Local News

Laid off in N.C.? It could be worse

Posted December 19, 2008 3:26 p.m. EST
Updated December 19, 2008 6:50 p.m. EST

— The thousands of unemployed people statewide can at least be grateful that they were laid off in North Carolina and not in South Carolina.

The maximum payout from North Carolina's unemployment insurance is among the highest in the country and is at least $100 higher than surrounding states.

In North Carolina, the maximum weekly unemployment check is $494, compared with $378 in Virginia, $326 in South Carolina and $275 in Tennessee.

"The way we do it is truly economically based," said David Clegg, deputy chairman of the North Carolina Employment Security Commission.

The state bases the maximum payout on nearly 67 percent of the average weekly wage in North Carolina during a one-year period, compared with 50 percent in South Carolina. Clegg said industries like technology, financial services and higher education boost that weekly average in North Carolina.

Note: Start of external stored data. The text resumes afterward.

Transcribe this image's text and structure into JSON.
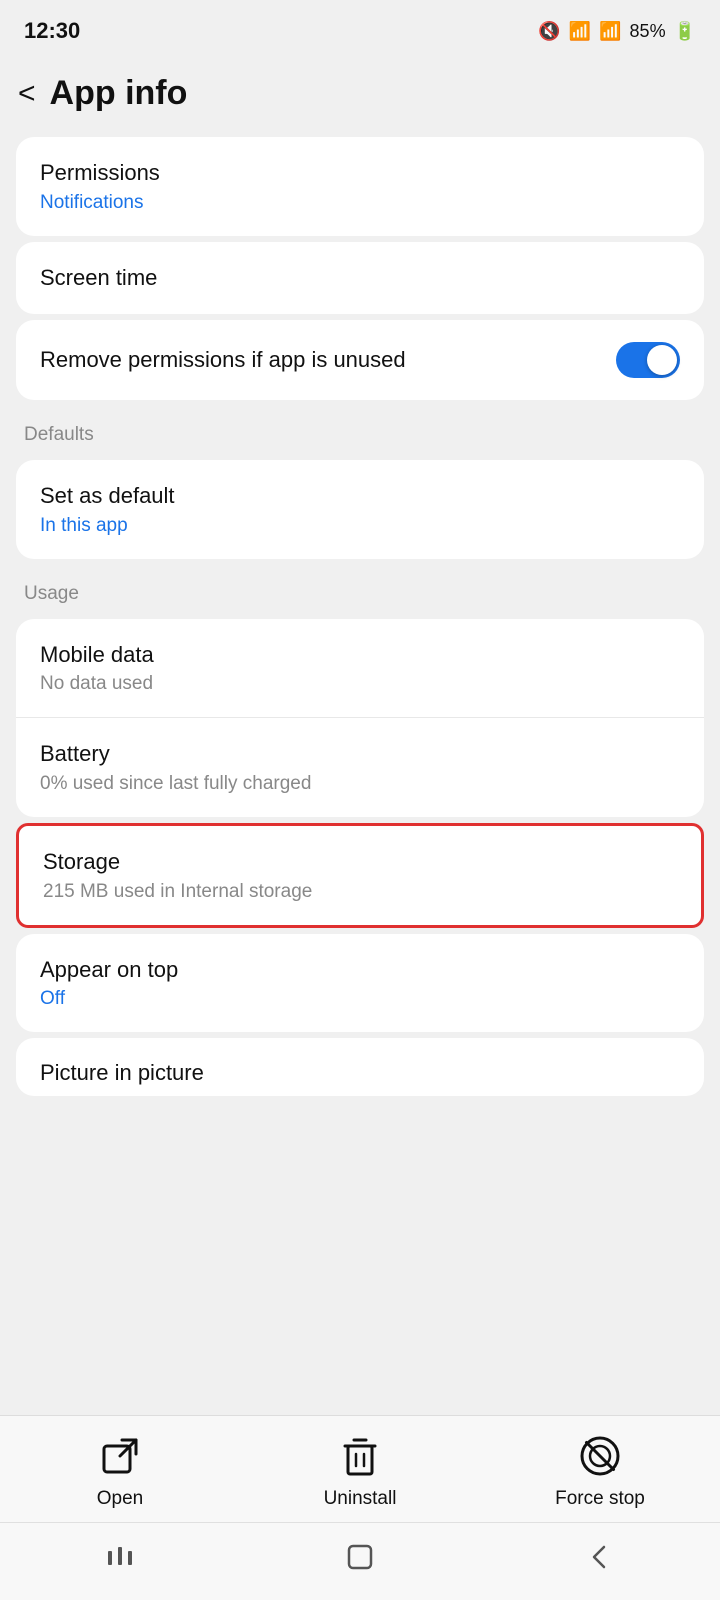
{
  "statusBar": {
    "time": "12:30",
    "battery": "85%"
  },
  "header": {
    "backLabel": "<",
    "title": "App info"
  },
  "sections": {
    "permissions": {
      "title": "Permissions",
      "subtitle": "Notifications"
    },
    "screenTime": {
      "title": "Screen time"
    },
    "removePermissions": {
      "title": "Remove permissions if app is unused",
      "toggleOn": true
    },
    "defaultsLabel": "Defaults",
    "setAsDefault": {
      "title": "Set as default",
      "subtitle": "In this app"
    },
    "usageLabel": "Usage",
    "mobileData": {
      "title": "Mobile data",
      "subtitle": "No data used"
    },
    "battery": {
      "title": "Battery",
      "subtitle": "0% used since last fully charged"
    },
    "storage": {
      "title": "Storage",
      "subtitle": "215 MB used in Internal storage"
    },
    "appearOnTop": {
      "title": "Appear on top",
      "subtitle": "Off"
    },
    "pictureInPicture": {
      "title": "Picture in picture"
    }
  },
  "bottomActions": [
    {
      "id": "open",
      "label": "Open"
    },
    {
      "id": "uninstall",
      "label": "Uninstall"
    },
    {
      "id": "force-stop",
      "label": "Force stop"
    }
  ],
  "systemNav": {
    "recent": "|||",
    "home": "☐",
    "back": "<"
  }
}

"Those (industries) carry with them a very substantial wage, and so North Carolina wages are probably 10 to 15 percent higher than any other state in the Southeast," he said.

Another factor in the state's favor is that the ESC sets the rate of unemployment benefits. In most other states, lawmakers make that decision, which Clegg says "politicizes" the issue.

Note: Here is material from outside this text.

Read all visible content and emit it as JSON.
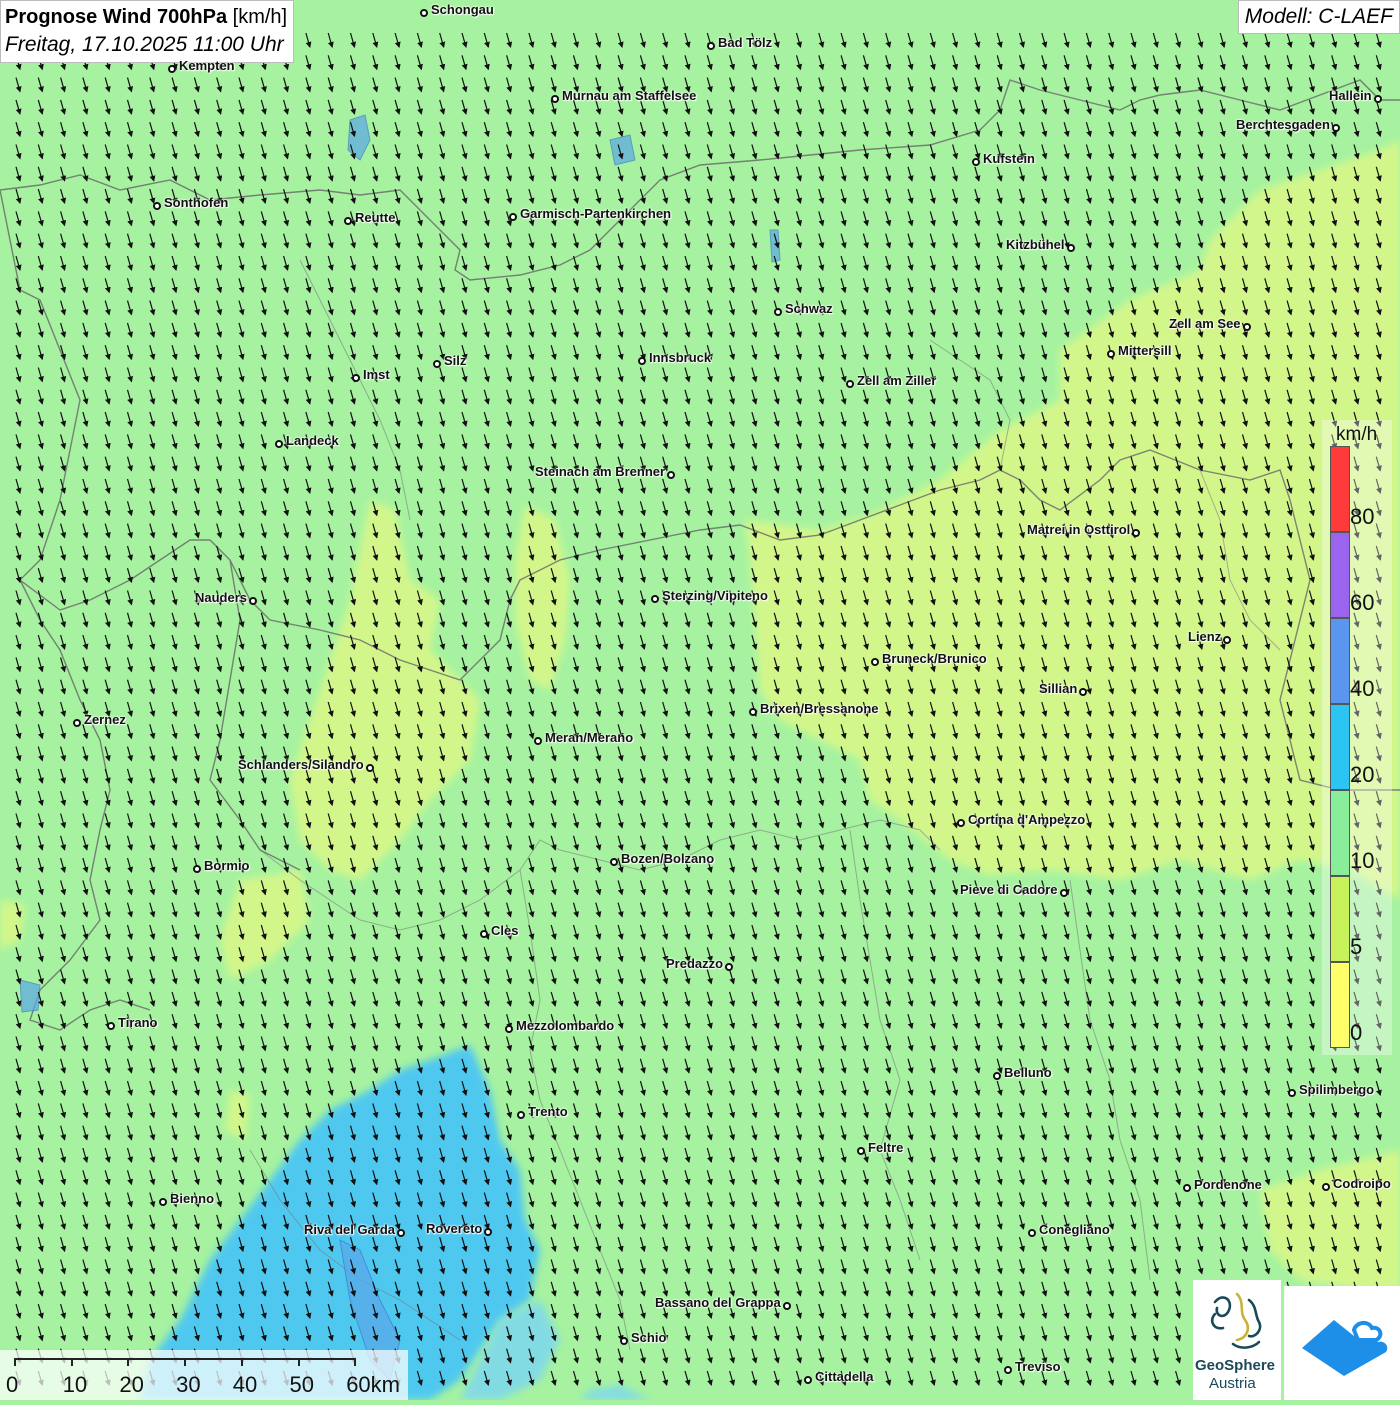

"(Unemployment benefits are) a safety net, so [workers] can go out and actively seek to reconnect themselves to the labor market," he said.

William Harris said he gets $301 a week in unemployment benefits as he searches for a new job.

"They're not as adequate as I'd like them to be, just enough to keep me afloat," Harris said.

But Tina Branch, who was laid off from her security job, said her $182 in weekly benefits is more than half of what she earned each week on the job and is better than nothing.

"It's OK. It helps out. It's better than what I did have" before the ESC checks started coming, Branch said.

North Carolina has about $300 million in reserve for jobless benefits and expects to collect up to $700 million in the first half of next year. Officials have said that North Carolina could run out of money to pay jobless benefits if layoffs increase, but they plan to tap a federal backup fund if that happens.